It felt like half the country was holding its breath. The delicate parachute floated down against a dusty blue sky, holding the lives of three astronauts in its taut strings. Hazza Al Mansoori returning to Earth, after eight days and approximately 128 orbits of the globe. The Emirati fighter pilot is the UAE’s first astronaut, and the first Arab to set foot on the International Space Station.
His landing on the Kazakh steppes was perfect. The former fighter pilot emerged from the Soyuz spacecraft grinning broadly. As his crew covered him with an Emirati flag, he gave the thumbs-up sign to the cameras.
Only one short year ago, Al Mansoori and his back-up Sultan Al Neyadi were just military men. Then Sheikh Mohammed bin Rashid Al Maktoum, Vice President and Prime Minister of the UAE, and Ruler of Dubai announced the start of the astronaut programme on Twitter.
More than 4,000 men and women applied, and eventually father-of-four Al Mansoori was picked along with Al Neyadi as a back-up.

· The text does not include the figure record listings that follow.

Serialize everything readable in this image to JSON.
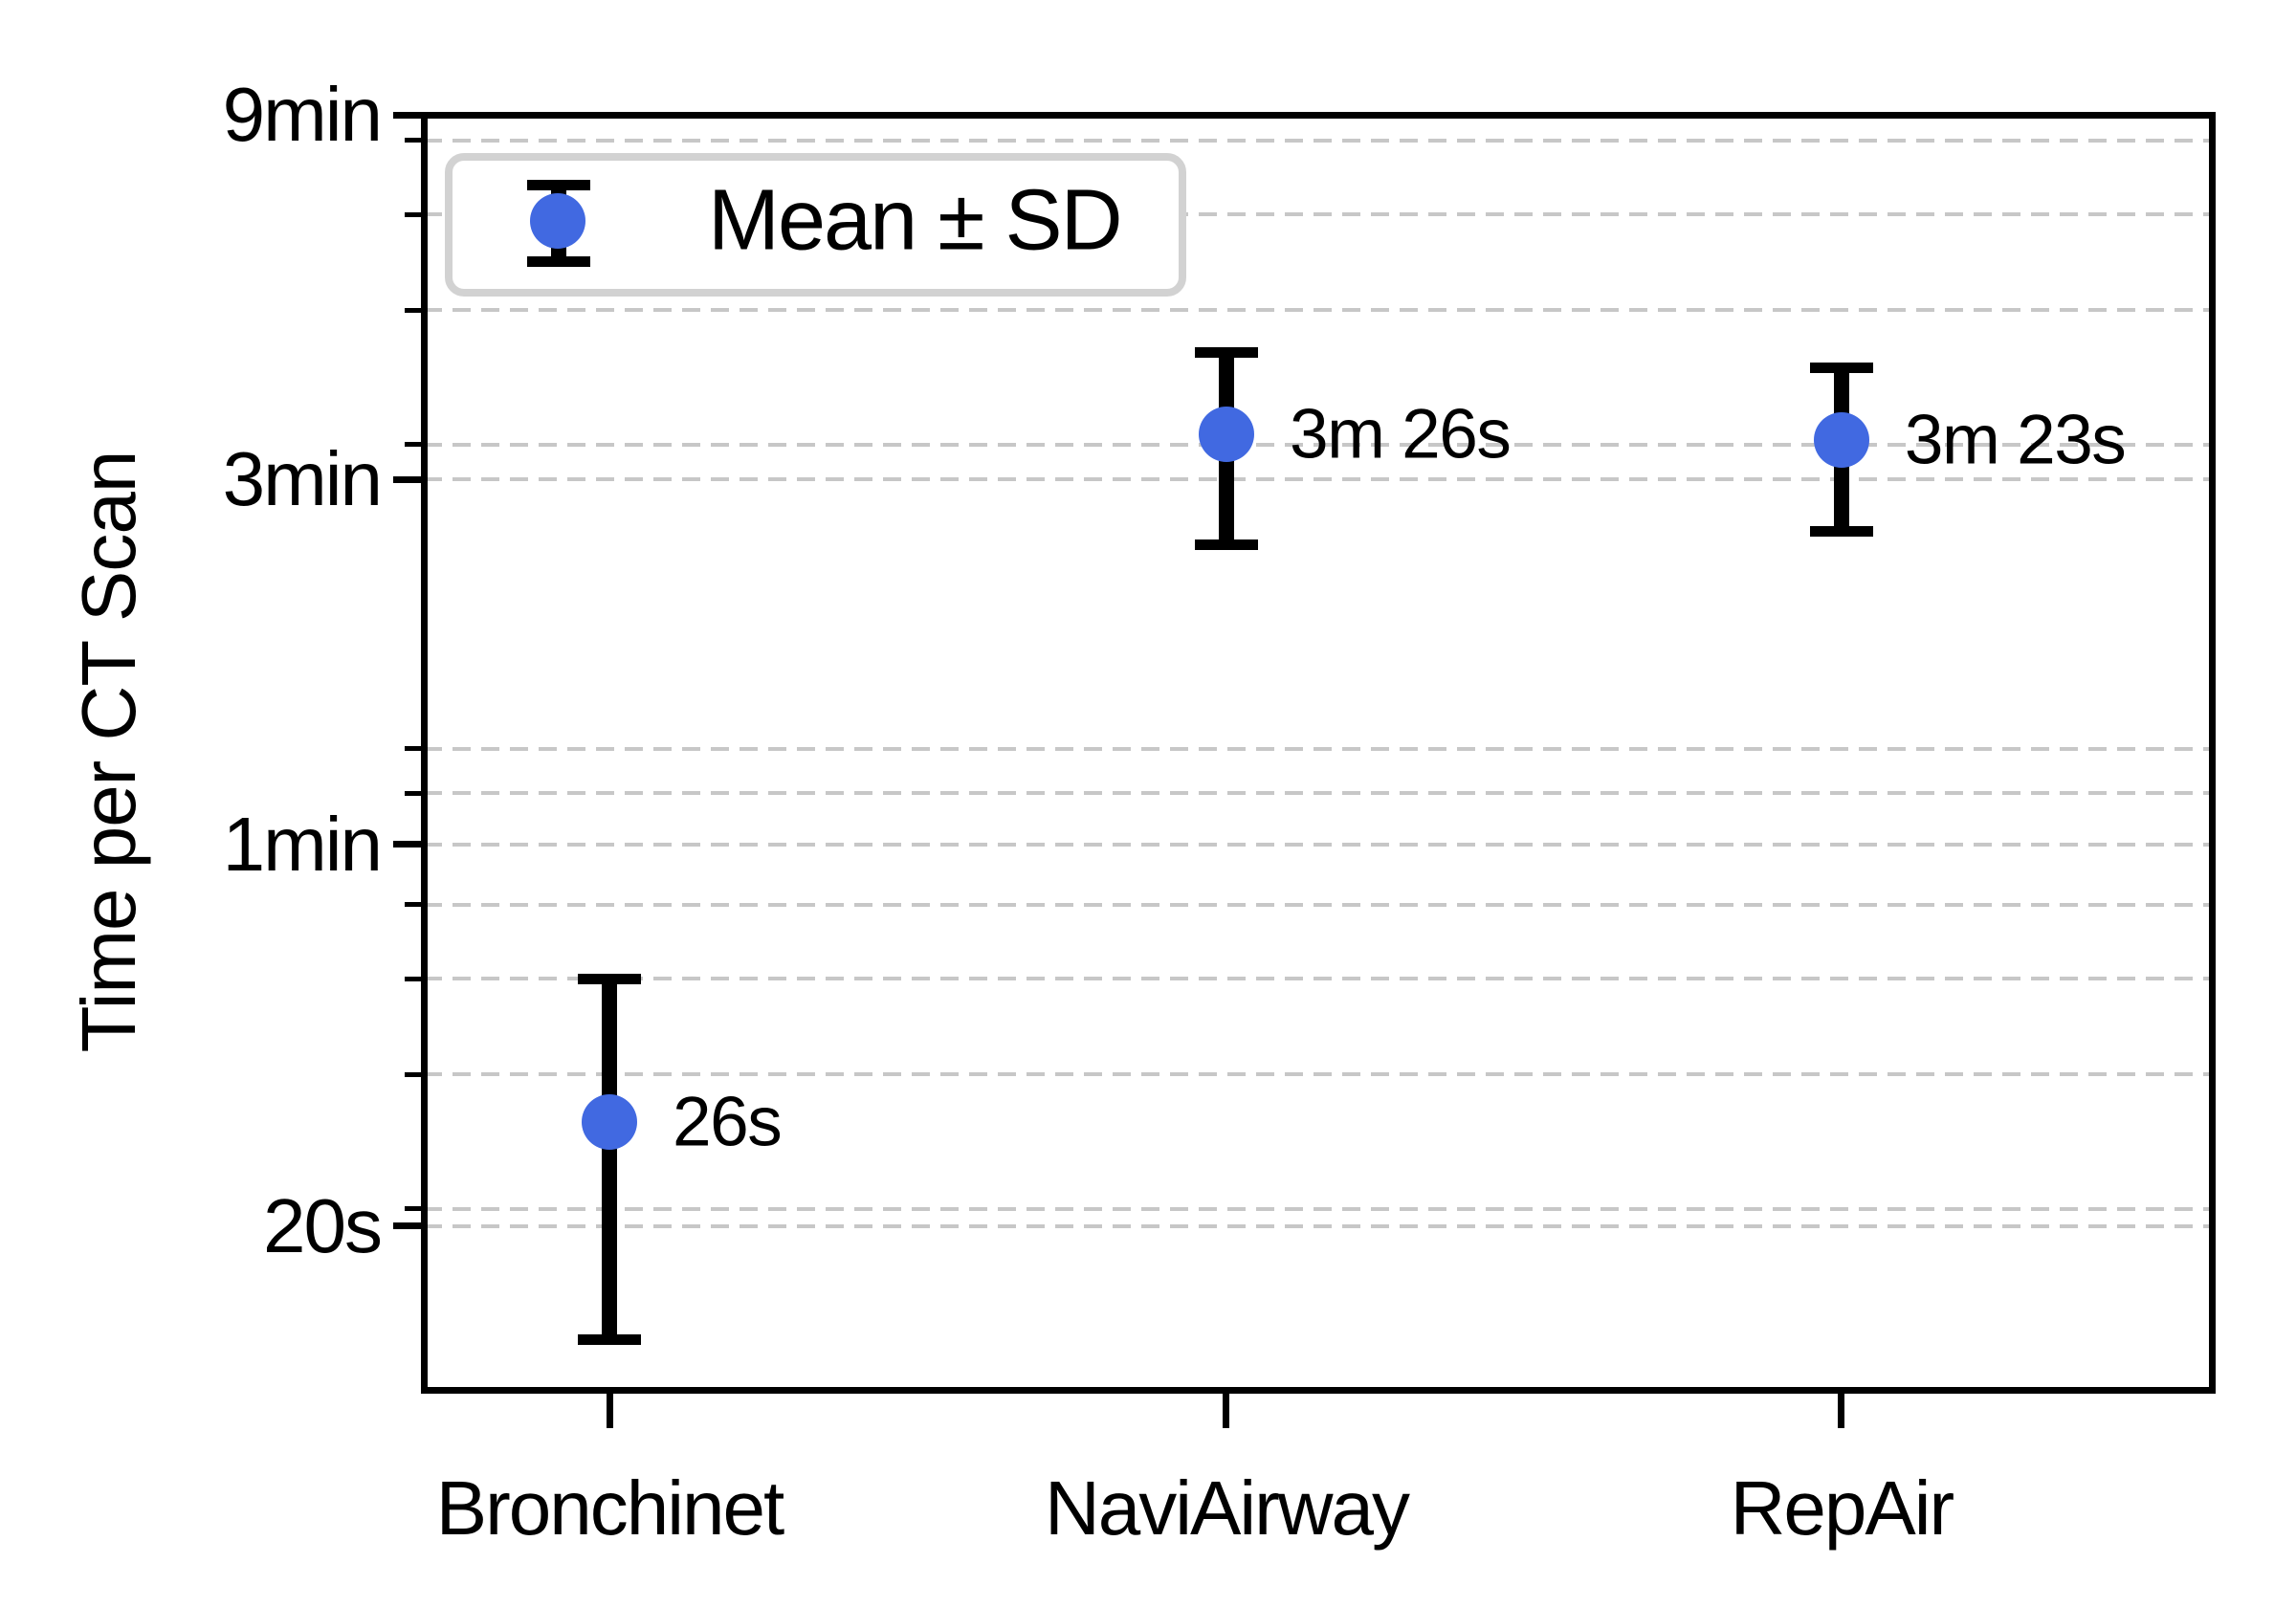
{
  "figure": {
    "background": "#ffffff"
  },
  "colors": {
    "marker_blue": "#4169e1",
    "errorbar_black": "#000000",
    "grid_gray": "#c7c7c7",
    "legend_border_gray": "#d2d2d2",
    "axis_black": "#000000"
  },
  "chart_data": {
    "type": "scatter",
    "subtype": "errorbar",
    "title": "",
    "xlabel": "",
    "ylabel": "Time per CT Scan",
    "yscale": "log",
    "grid": "dashed-horizontal",
    "legend": {
      "label": "Mean ± SD",
      "position": "upper-left"
    },
    "categories": [
      "Bronchinet",
      "NaviAirway",
      "RepAir"
    ],
    "points": [
      {
        "category": "Bronchinet",
        "mean_label": "26s",
        "mean_seconds": 26,
        "upper_seconds": 40,
        "lower_seconds": 13.5,
        "x_fraction": 0.1038
      },
      {
        "category": "NaviAirway",
        "mean_label": "3m 26s",
        "mean_seconds": 206,
        "upper_seconds": 264,
        "lower_seconds": 148,
        "x_fraction": 0.4489
      },
      {
        "category": "RepAir",
        "mean_label": "3m 23s",
        "mean_seconds": 203,
        "upper_seconds": 252,
        "lower_seconds": 154,
        "x_fraction": 0.7929
      }
    ],
    "y_major_ticks": [
      {
        "label": "9min",
        "seconds": 540,
        "render_seconds": 540
      },
      {
        "label": "3min",
        "seconds": 180,
        "render_seconds": 180
      },
      {
        "label": "1min",
        "seconds": 60,
        "render_seconds": 60
      },
      {
        "label": "20s",
        "seconds": 20,
        "render_seconds": 19
      }
    ],
    "y_minor_tick_seconds": [
      500,
      400,
      300,
      200,
      80,
      70,
      50,
      40,
      30,
      20
    ],
    "ylim_seconds": [
      11.6,
      540
    ]
  }
}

They immediately started an intensive training programme at Star City in Russia, rebuffing any suggestions of space tourism. “Normally astronauts train for five years,” Al Neyadi explains, “But this was accelerated. It has been really tough.” “It was hard to digest,” adds Al Mansoori. “The Soyuz spacecraft is all in Russian. All the buttons… the first time I sat down…it is like alien letters. [I asked myself] how can I learn all of this?”